Just after I passed the mile 12 marker, however, a minor incident occurred. We were running around the perimeter of AT&T Park, and a baseball game was apparently (poorly) scheduled for 1pm this afternoon. A huge number of baseball fans were almost entirely blocking the race route as we tried to run by, and by that I mean at its worst point, only one runner could get by them at a time. Here is what I have to say to that: do not fuck with someone who has just passed mile 12 in a half marathon, because I do not give a single fuck what you're doing, you need to have some respect and get out of the way of all these runners who have given so much and are nearing the finish line. So I got extremely upset, and I am not one to really be subtle when I'm upset, and I grumbled loudly, "Are you kidding me? SERIOUSLY? Get out of my way!" to which irate, entitled baseball fans began screaming at me as I ran by: "Oh yeah, SERIOUSLY???"  To which I thankfully did not engage -- but lets get real here, stay out of the way at the end of a marathon. Whoever was on staff at the marathon or the Giants organizations who let this happen: super uncool. Fix that next year.

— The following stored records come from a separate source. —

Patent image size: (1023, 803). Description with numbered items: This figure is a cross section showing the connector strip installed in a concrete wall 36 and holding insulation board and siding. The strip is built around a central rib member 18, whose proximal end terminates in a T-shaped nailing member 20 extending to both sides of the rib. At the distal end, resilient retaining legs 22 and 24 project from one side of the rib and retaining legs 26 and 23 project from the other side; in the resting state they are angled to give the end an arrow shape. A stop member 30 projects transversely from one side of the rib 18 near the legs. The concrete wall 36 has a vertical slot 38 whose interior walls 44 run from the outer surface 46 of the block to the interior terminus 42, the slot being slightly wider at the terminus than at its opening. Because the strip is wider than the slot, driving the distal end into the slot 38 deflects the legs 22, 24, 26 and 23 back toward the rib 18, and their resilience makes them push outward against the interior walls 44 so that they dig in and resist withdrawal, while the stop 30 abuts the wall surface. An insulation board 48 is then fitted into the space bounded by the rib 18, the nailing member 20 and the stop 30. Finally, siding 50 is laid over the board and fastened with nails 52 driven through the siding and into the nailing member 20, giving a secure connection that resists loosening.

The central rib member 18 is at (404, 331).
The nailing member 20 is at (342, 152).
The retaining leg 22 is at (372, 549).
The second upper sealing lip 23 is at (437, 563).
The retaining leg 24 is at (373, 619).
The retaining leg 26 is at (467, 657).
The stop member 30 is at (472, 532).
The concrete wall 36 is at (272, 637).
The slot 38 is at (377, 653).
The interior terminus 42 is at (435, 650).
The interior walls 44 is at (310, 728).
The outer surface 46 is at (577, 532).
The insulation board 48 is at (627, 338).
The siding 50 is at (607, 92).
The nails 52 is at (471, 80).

The good thing about this rage-filled altercation is that suddenly I had a second wind! I wasn't hurting nearly as badly, and I had more energy for the rest of the race. So .... thanks, idiots!

Mile 13.1: There it was, the finish line! I crossed it and I finished the race and I felt ... good! Fantastic, actually. I ate a banana, waited for G to find me, then went and ate a huge lunch, still feeling good. And I still feel good now, actually, as I'm writing this. A miracle!  I also finished 10 minutes below my goal time, at 2 hours, 35 minutes.

Hooray! Today has been really good. Yay running!


  1. You're amazing. And SERIOUSLY? I can't believe there was a game.

    1. I know! And it was Giants-As! Double trouble! A 1pm start time. Totally stupid!!!